Release Date: 
Dec 27, 2013
Intel(R) Graph Builder 2.0 (alpha) 
Intel Graph Builder 2.0 (alpha) is a library of user defined functions (UDFs) and
macros in Pig Latin used to construct graphs in Hadoop™. The 2.0 (alpha) version
supports multi-relational graphs, or property graphs, in which both objects
and relationships may be labeled with multiple properties and property values.
Graphs can be constructed from structured, semi-structured,
or unstructured data. In the case of structured data, columns of HBase tables or
fields in CSV/TSV files for example can be annotated as objects,
relationships, or their properties. To do the same from nested XML and JSON we
have provided an improved XMLLoader function (available in the Apache Piggy Bank
repository) to parse XML files, an ExtractJSONField UDF to extract JSON Path
matches from a JSON string and a RegexExtractAllMatches utility which extracts all
text matches in a string. Once a graph is constructed, use the deduplication macro to merge duplicate elements.
These capabilities can easily be extended by writing your own custom user defined function.
Of course, there is no point in building a graph if you cannot query,
analyze or visualize it. So, we have introduced new bulk load and export
methods. The LOAD_TITAN macro bulk loads the open source Titan distributed
graph database through the Blueprints API so that you can explore the graphs
using the Gremlin query language. In addition, we have extended Graph Builder
to support the Resource Description Framework (RDF) export format. We use the
Apache Jena library to form RDF triples for property graph elements.
We only export graphs in the N-TRIPLES format. All the Jena RDF
namespaces are accepted. Last, but not least this version of the Graph
Builder library can also export simple edge (object) lists and vertex
(relationship) lists. You can use graph visualization tools such as Gephi with
the edge list exports.
How to compile the Graph Builder Library?
Intel Graph Builder uses Apache Maven v3.1.1 as the build manager. Please
ensure Maven3 is installed in your system.

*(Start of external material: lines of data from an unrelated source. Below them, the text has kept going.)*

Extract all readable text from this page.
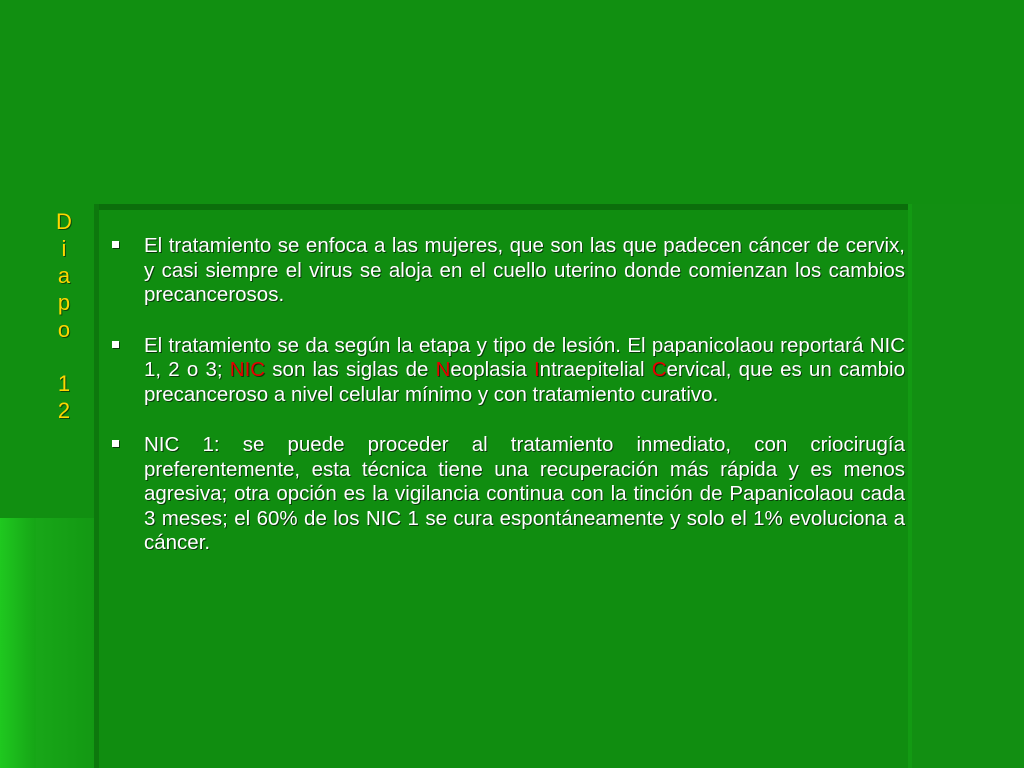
D
i
a
p
o
1
2
El tratamiento se enfoca a las mujeres, que son las que padecen cáncer de cervix, y casi siempre el virus se aloja en el cuello uterino donde comienzan los cambios precancerosos.
El tratamiento se da según la etapa y tipo de lesión. El papanicolaou reportará NIC 1, 2 o 3; NIC son las siglas de Neoplasia Intraepitelial Cervical, que es un cambio precanceroso a nivel celular mínimo y con tratamiento curativo.
NIC 1: se puede proceder al tratamiento inmediato, con criocirugía preferentemente, esta técnica tiene una recuperación más rápida y es menos agresiva; otra opción es la vigilancia continua con la tinción de Papanicolaou cada 3 meses; el 60% de los NIC 1 se cura espontáneamente y solo el 1% evoluciona a cáncer.
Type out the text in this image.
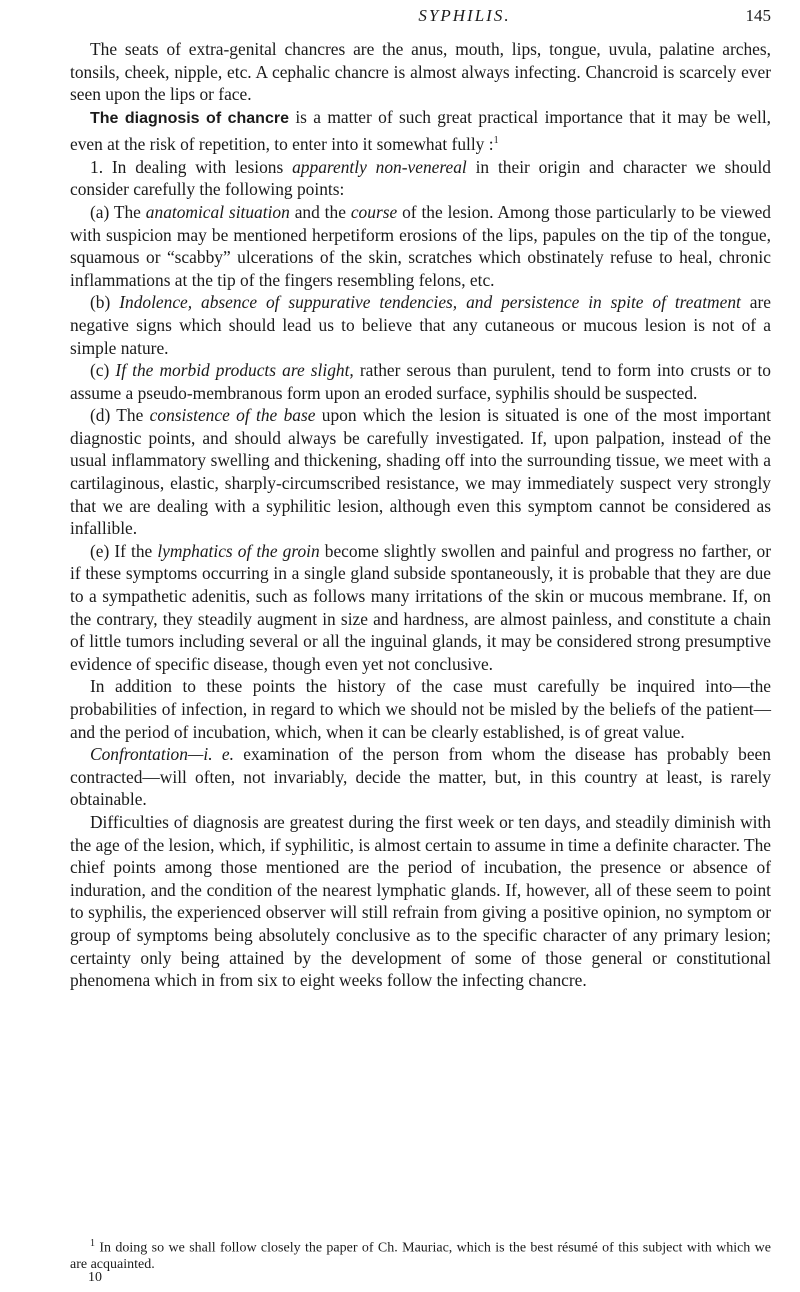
SYPHILIS.	145

The seats of extra-genital chancres are the anus, mouth, lips, tongue, uvula, palatine arches, tonsils, cheek, nipple, etc. A cephalic chancre is almost always infecting. Chancroid is scarcely ever seen upon the lips or face.

The diagnosis of chancre is a matter of such great practical importance that it may be well, even at the risk of repetition, to enter into it somewhat fully :$^1$

1. In dealing with lesions apparently non-venereal in their origin and character we should consider carefully the following points:

(a) The anatomical situation and the course of the lesion. Among those particularly to be viewed with suspicion may be mentioned herpetiform erosions of the lips, papules on the tip of the tongue, squamous or “scabby” ulcerations of the skin, scratches which obstinately refuse to heal, chronic inflammations at the tip of the fingers resembling felons, etc.

(b) Indolence, absence of suppurative tendencies, and persistence in spite of treatment are negative signs which should lead us to believe that any cutaneous or mucous lesion is not of a simple nature.

(c) If the morbid products are slight, rather serous than purulent, tend to form into crusts or to assume a pseudo-membranous form upon an eroded surface, syphilis should be suspected.

(d) The consistence of the base upon which the lesion is situated is one of the most important diagnostic points, and should always be carefully investigated. If, upon palpation, instead of the usual inflammatory swelling and thickening, shading off into the surrounding tissue, we meet with a cartilaginous, elastic, sharply-circumscribed resistance, we may immediately suspect very strongly that we are dealing with a syphilitic lesion, although even this symptom cannot be considered as infallible.

(e) If the lymphatics of the groin become slightly swollen and painful and progress no farther, or if these symptoms occurring in a single gland subside spontaneously, it is probable that they are due to a sympathetic adenitis, such as follows many irritations of the skin or mucous membrane. If, on the contrary, they steadily augment in size and hardness, are almost painless, and constitute a chain of little tumors including several or all the inguinal glands, it may be considered strong presumptive evidence of specific disease, though even yet not conclusive.

In addition to these points the history of the case must carefully be inquired into—the probabilities of infection, in regard to which we should not be misled by the beliefs of the patient—and the period of incubation, which, when it can be clearly established, is of great value.

Confrontation—i. e. examination of the person from whom the disease has probably been contracted—will often, not invariably, decide the matter, but, in this country at least, is rarely obtainable.

Difficulties of diagnosis are greatest during the first week or ten days, and steadily diminish with the age of the lesion, which, if syphilitic, is almost certain to assume in time a definite character. The chief points among those mentioned are the period of incubation, the presence or absence of induration, and the condition of the nearest lymphatic glands. If, however, all of these seem to point to syphilis, the experienced observer will still refrain from giving a positive opinion, no symptom or group of symptoms being absolutely conclusive as to the specific character of any primary lesion; certainty only being attained by the development of some of those general or constitutional phenomena which in from six to eight weeks follow the infecting chancre.

$^1$ In doing so we shall follow closely the paper of Ch. Mauriac, which is the best résumé of this subject with which we are acquainted.

10
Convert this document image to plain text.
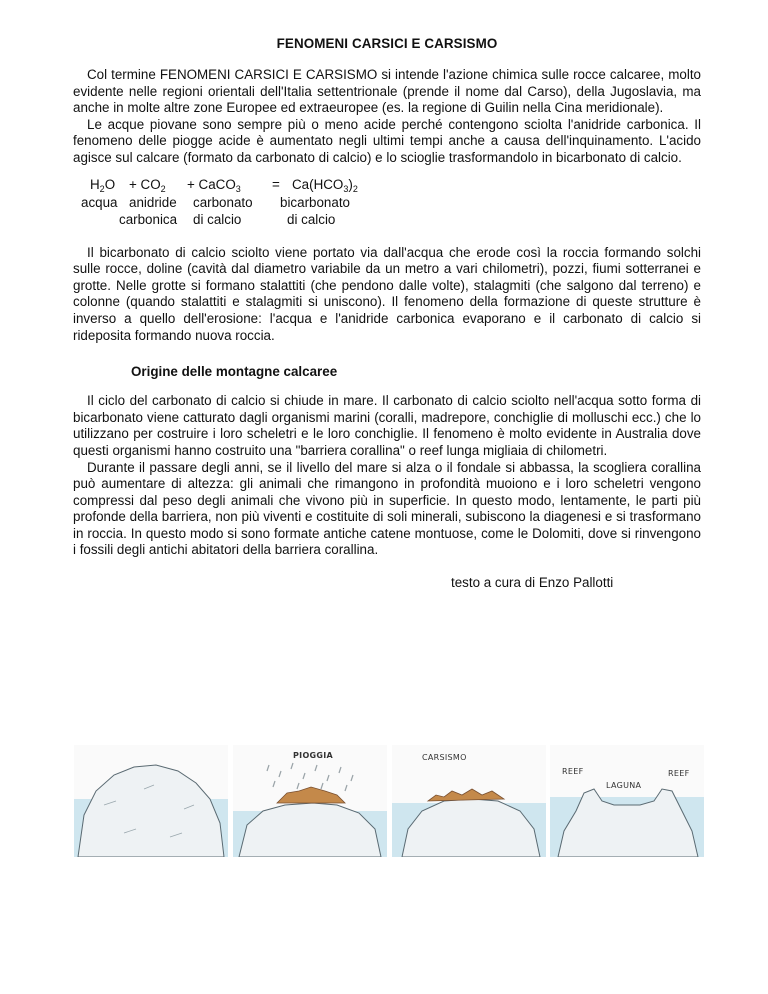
FENOMENI CARSICI E CARSISMO

Col termine FENOMENI CARSICI E CARSISMO si intende l'azione chimica sulle rocce calcaree, molto evidente nelle regioni orientali dell'Italia settentrionale (prende il nome dal Carso), della Jugoslavia, ma anche in molte altre zone Europee ed extraeuropee (es. la regione di Guilin nella Cina meridionale).

Le acque piovane sono sempre più o meno acide perché contengono sciolta l'anidride carbonica. Il fenomeno delle piogge acide è aumentato negli ultimi tempi anche a causa dell'inquinamento. L'acido agisce sul calcare (formato da carbonato di calcio) e lo scioglie trasformandolo in bicarbonato di calcio.

$H_2O + CO_2$ + CaCO$_3$ = $Ca(HCO_3)_2$
acqua anidride carbonato bicarbonato
carbonica di calcio	di calcio

Il bicarbonato di calcio sciolto viene portato via dall'acqua che erode così la roccia formando solchi sulle rocce, doline (cavità dal diametro variabile da un metro a vari chilometri), pozzi, fiumi sotterranei e grotte. Nelle grotte si formano stalattiti (che pendono dalle volte), stalagmiti (che salgono dal terreno) e colonne (quando stalattiti e stalagmiti si uniscono). Il fenomeno della formazione di queste strutture è inverso a quello dell'erosione: l'acqua e l'anidride carbonica evaporano e il carbonato di calcio si rideposita formando nuova roccia.

Origine delle montagne calcaree

Il ciclo del carbonato di calcio si chiude in mare. Il carbonato di calcio sciolto nell'acqua sotto forma di bicarbonato viene catturato dagli organismi marini (coralli, madrepore, conchiglie di molluschi ecc.) che lo utilizzano per costruire i loro scheletri e le loro conchiglie. Il fenomeno è molto evidente in Australia dove questi organismi hanno costruito una "barriera corallina" o reef lunga migliaia di chilometri.

Durante il passare degli anni, se il livello del mare si alza o il fondale si abbassa, la scogliera corallina può aumentare di altezza: gli animali che rimangono in profondità muoiono e i loro scheletri vengono compressi dal peso degli animali che vivono più in superficie. In questo modo, lentamente, le parti più profonde della barriera, non più viventi e costituite di soli minerali, subiscono la diagenesi e si trasformano in roccia. In questo modo si sono formate antiche catene montuose, come le Dolomiti, dove si rinvengono i fossili degli antichi abitatori della barriera corallina.

testo a cura di Enzo Pallotti
PIOGGIA	CARSISMO
REEF
LAGUNA
REEF
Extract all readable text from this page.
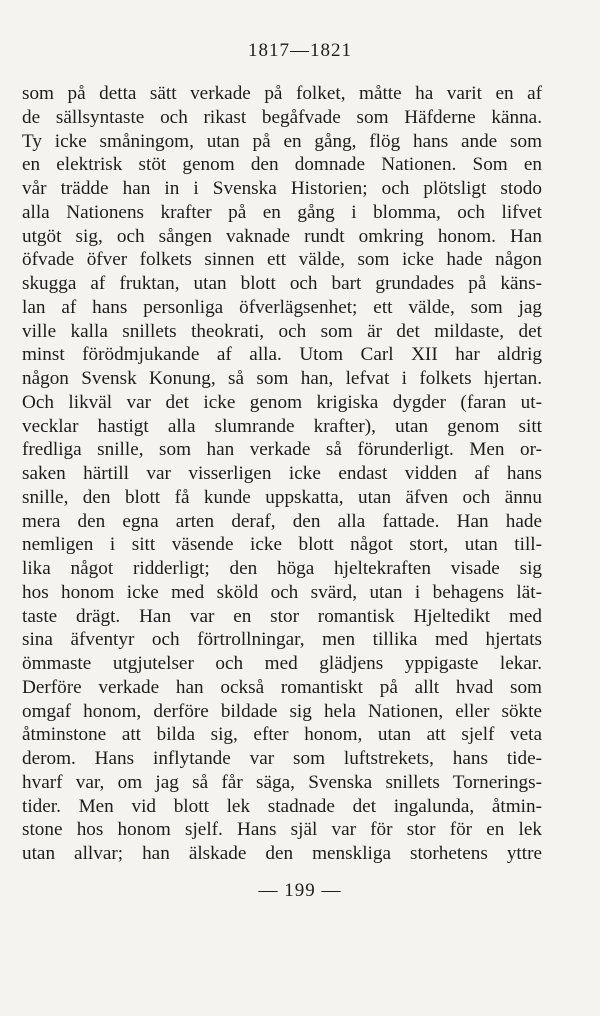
1817—1821
som på detta sätt verkade på folket, måtte ha varit en af
de sällsyntaste och rikast begåfvade som Häfderne känna.
Ty icke småningom, utan på en gång, flög hans ande som
en elektrisk stöt genom den domnade Nationen. Som en
vår trädde han in i Svenska Historien; och plötsligt stodo
alla Nationens krafter på en gång i blomma, och lifvet
utgöt sig, och sången vaknade rundt omkring honom. Han
öfvade öfver folkets sinnen ett välde, som icke hade någon
skugga af fruktan, utan blott och bart grundades på käns-
lan af hans personliga öfverlägsenhet; ett välde, som jag
ville kalla snillets theokrati, och som är det mildaste, det
minst förödmjukande af alla. Utom Carl XII har aldrig
någon Svensk Konung, så som han, lefvat i folkets hjertan.
Och likväl var det icke genom krigiska dygder (faran ut-
vecklar hastigt alla slumrande krafter), utan genom sitt
fredliga snille, som han verkade så förunderligt. Men or-
saken härtill var visserligen icke endast vidden af hans
snille, den blott få kunde uppskatta, utan äfven och ännu
mera den egna arten deraf, den alla fattade. Han hade
nemligen i sitt väsende icke blott något stort, utan till-
lika något ridderligt; den höga hjeltekraften visade sig
hos honom icke med sköld och svärd, utan i behagens lät-
taste drägt. Han var en stor romantisk Hjeltedikt med
sina äfventyr och förtrollningar, men tillika med hjertats
ömmaste utgjutelser och med glädjens yppigaste lekar.
Derföre verkade han också romantiskt på allt hvad som
omgaf honom, derföre bildade sig hela Nationen, eller sökte
åtminstone att bilda sig, efter honom, utan att sjelf veta
derom. Hans inflytande var som luftstrekets, hans tide-
hvarf var, om jag så får säga, Svenska snillets Tornerings-
tider. Men vid blott lek stadnade det ingalunda, åtmin-
stone hos honom sjelf. Hans själ var för stor för en lek
utan allvar; han älskade den menskliga storhetens yttre
— 199 —
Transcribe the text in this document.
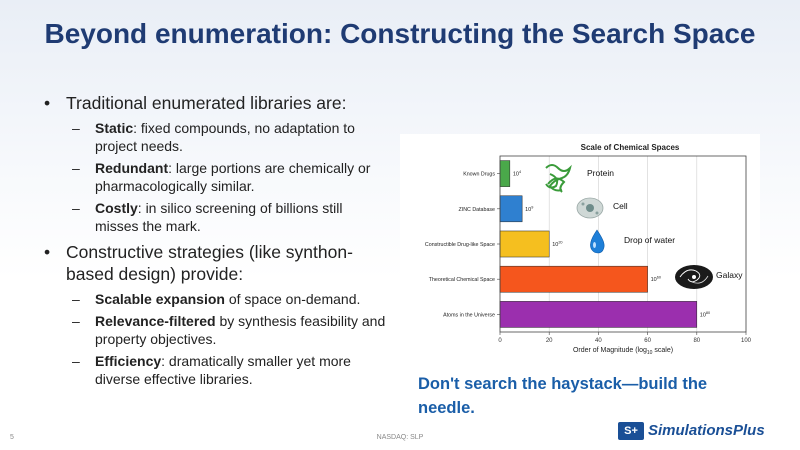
Beyond enumeration: Constructing the Search Space
• Traditional enumerated libraries are:
– Static: fixed compounds, no adaptation to project needs.
– Redundant: large portions are chemically or pharmacologically similar.
– Costly: in silico screening of billions still misses the mark.
• Constructive strategies (like synthon-based design) provide:
– Scalable expansion of space on-demand.
– Relevance-filtered by synthesis feasibility and property objectives.
– Efficiency: dramatically smaller yet more diverse effective libraries.
Scale of Chemical Spaces
Protein
Cell
Drop of water
Galaxy
0	20	40	60	80	100
Known Drugs	$10^4$
ZINC Database	$10^9$
Constructible Drug-like Space	$10^{20}$
Theoretical Chemical Space	$10^{60}$
Atoms in the Universe	$10^{80}$
Order of Magnitude ($\log_{10}$ scale)
Don't search the haystack—build the needle.
5	NASDAQ: SLP
S+ SimulationsPlus
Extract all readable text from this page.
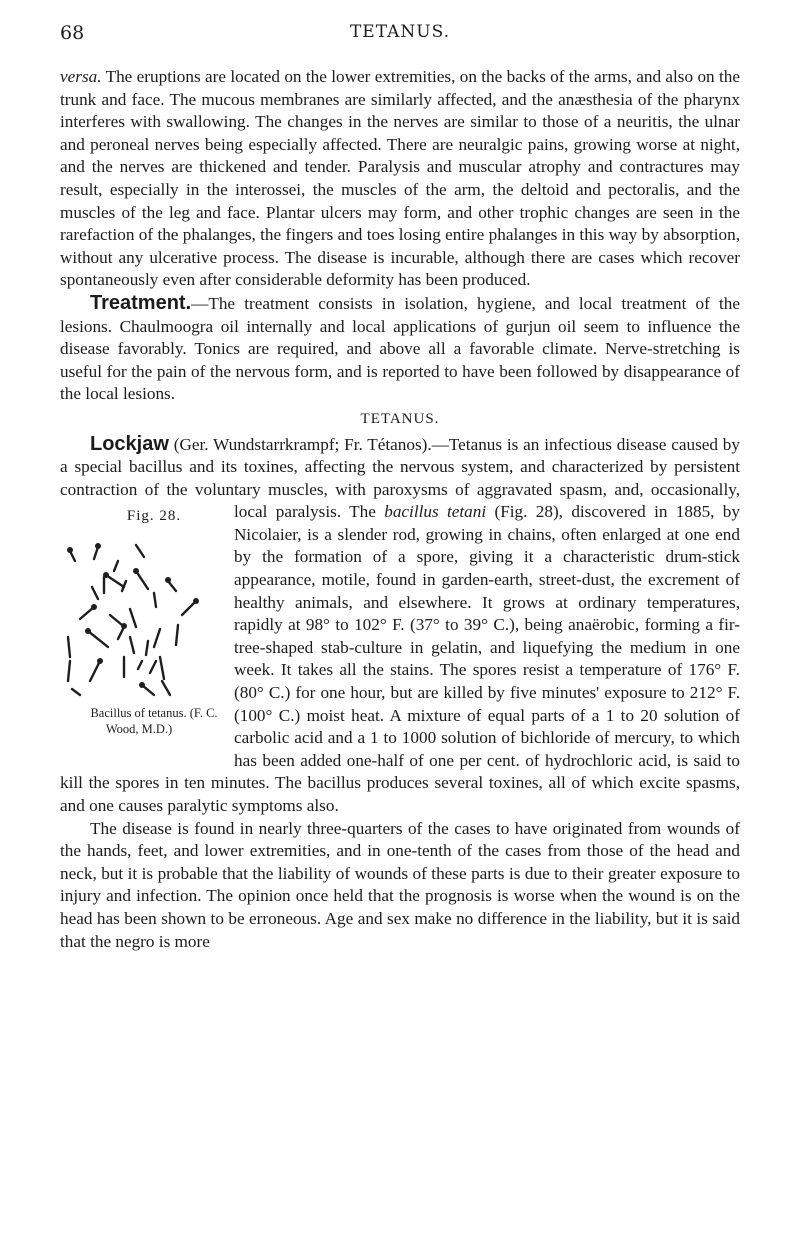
68	TETANUS.

versa. The eruptions are located on the lower extremities, on the backs of the arms, and also on the trunk and face. The mucous membranes are similarly affected, and the anæsthesia of the pharynx interferes with swallowing. The changes in the nerves are similar to those of a neuritis, the ulnar and peroneal nerves being especially affected. There are neuralgic pains, growing worse at night, and the nerves are thickened and tender. Paralysis and muscular atrophy and contractures may result, especially in the interossei, the muscles of the arm, the deltoid and pectoralis, and the muscles of the leg and face. Plantar ulcers may form, and other trophic changes are seen in the rarefaction of the phalanges, the fingers and toes losing entire phalanges in this way by absorption, without any ulcerative process. The disease is incurable, although there are cases which recover spontaneously even after considerable deformity has been produced.

Treatment.—The treatment consists in isolation, hygiene, and local treatment of the lesions. Chaulmoogra oil internally and local applications of gurjun oil seem to influence the disease favorably. Tonics are required, and above all a favorable climate. Nerve-stretching is useful for the pain of the nervous form, and is reported to have been followed by disappearance of the local lesions.

TETANUS.

Lockjaw (Ger. Wundstarrkrampf; Fr. Tétanos).—Tetanus is an infectious disease caused by a special bacillus and its toxines, affecting the nervous system, and characterized by persistent contraction of the voluntary muscles, with paroxysms of aggravated spasm, and, occasionally, local paralysis. The
Fig. 28.
Bacillus of tetanus. (F. C. Wood, M.D.)
bacillus tetani (Fig. 28), discovered in 1885, by Nicolaier, is a slender rod, growing in chains, often enlarged at one end by the formation of a spore, giving it a characteristic drum-stick appearance, motile, found in garden-earth, street-dust, the excrement of healthy animals, and elsewhere. It grows at ordinary temperatures, rapidly at 98° to 102° F. (37° to 39° C.), being anaërobic, forming a fir-tree-shaped stab-culture in gelatin, and liquefying the medium in one week. It takes all the stains. The spores resist a temperature of 176° F. (80° C.) for one hour, but are killed by five minutes' exposure to 212° F. (100° C.) moist heat. A mixture of equal parts of a 1 to 20 solution of carbolic acid and a 1 to 1000 solution of bichloride of mercury, to which has been added one-half of one per cent. of hydrochloric acid, is said to kill the spores in ten minutes. The bacillus produces several toxines, all of which excite spasms, and one causes paralytic symptoms also.

The disease is found in nearly three-quarters of the cases to have originated from wounds of the hands, feet, and lower extremities, and in one-tenth of the cases from those of the head and neck, but it is probable that the liability of wounds of these parts is due to their greater exposure to injury and infection. The opinion once held that the prognosis is worse when the wound is on the head has been shown to be erroneous. Age and sex make no difference in the liability, but it is said that the negro is more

To build the library without running the unit tests:
`mvn clean package -DskipTests`
To build the library and run the unit tests:
`mvn clean package`
To install Graph Builder:
`mvn clean install`
How to use the Graph Builder Library?
Please refer to the Pig scripts provided in the examples directory to run
the different use cases of Graph Builder. The wikipedia_example.pig script
constructs a bipartite Link-Page graph from Wikipedia dataset (XML format).
You can download the Wiki page dump containing pages in English language
from the following location:
This size of the data is 9.5GB compressed and 44GB uncompressed. A smaller
version of the Wiki dump containing a subset of the pages can be downloaded
We have also provided some toy data to demonstrate the functionality
of the UDF and macros provided in this distribution. They are in the
examples/data directory. Please see the Known Issues if you hit any problems.                           
Where will I get the documentation for Graph Builder 2.0?
You can find the HTML documentation under docs/html directory.
Release Notes
Added the following UDFs and macros:
  - CreatePropGraphElements
  - ExtractJSONField
  - GetPropGraphElementID
  - MergeDuplicateGraphElements
  - RDF
  - VertexList
  - EdgeList
  - RegexExtractAllMatches  
  - CreateRowKey
+ Added the TableToTitanGraph MapReduce application to bulk load property graphs
  from HBase Tables to the open source Titan graph database
- Removed ID normalization and partitioning
- Removed the wordpage graph and the linkgraph tokenizer from the demoapps
Configuration & Tuning
##### Setting the Hadoop classpath 
To use the Intel Graph Builder library,
please set the $HADOOP_CLASSPATH as follows:
`export HADOOP_CLASSPATH=$HADOOP_CLASSPATH:$GRAPHBUILDER_HOME/target/graphbuilder-2.0-alpha-with-deps.jar`
##### Tuning
Hadoop, HBase, and Titan must be tuned carefully to successfully create large
graphs (in the order of hundreds of million vertices/edges such as the Wikipedia dataset). Please refer to
we recommend tuning the following parameters:
- graphbuilder.titan.ids.block-size
- graphbuilder.titan.ids.partition
- graphbuilder.titan.ids.num-partitions
- graphbuilder.titan.ids.renew-timeout
- graphbuilder.titan.ids.idauthority-retries
- storage.buffer-size
During bulk loading Titan we recommend to disable the tx cache by setting graphbuilder.titan.tx-cache-size to 0
and we recommend setting Hadoop's mapred.reduce.tasks and mapred.task.timeout parameters.
For the HBase configuration, we recommend tuning the following parameters:
- zookeeper.session.timeout
- hbase.hregion.max.filesize
- hbase.regionserver.handler.count
- hbase.rpc.timeout
- hbase.client.write.buffer
Please use Titan version 0.4.1 to execute Gremlin queries.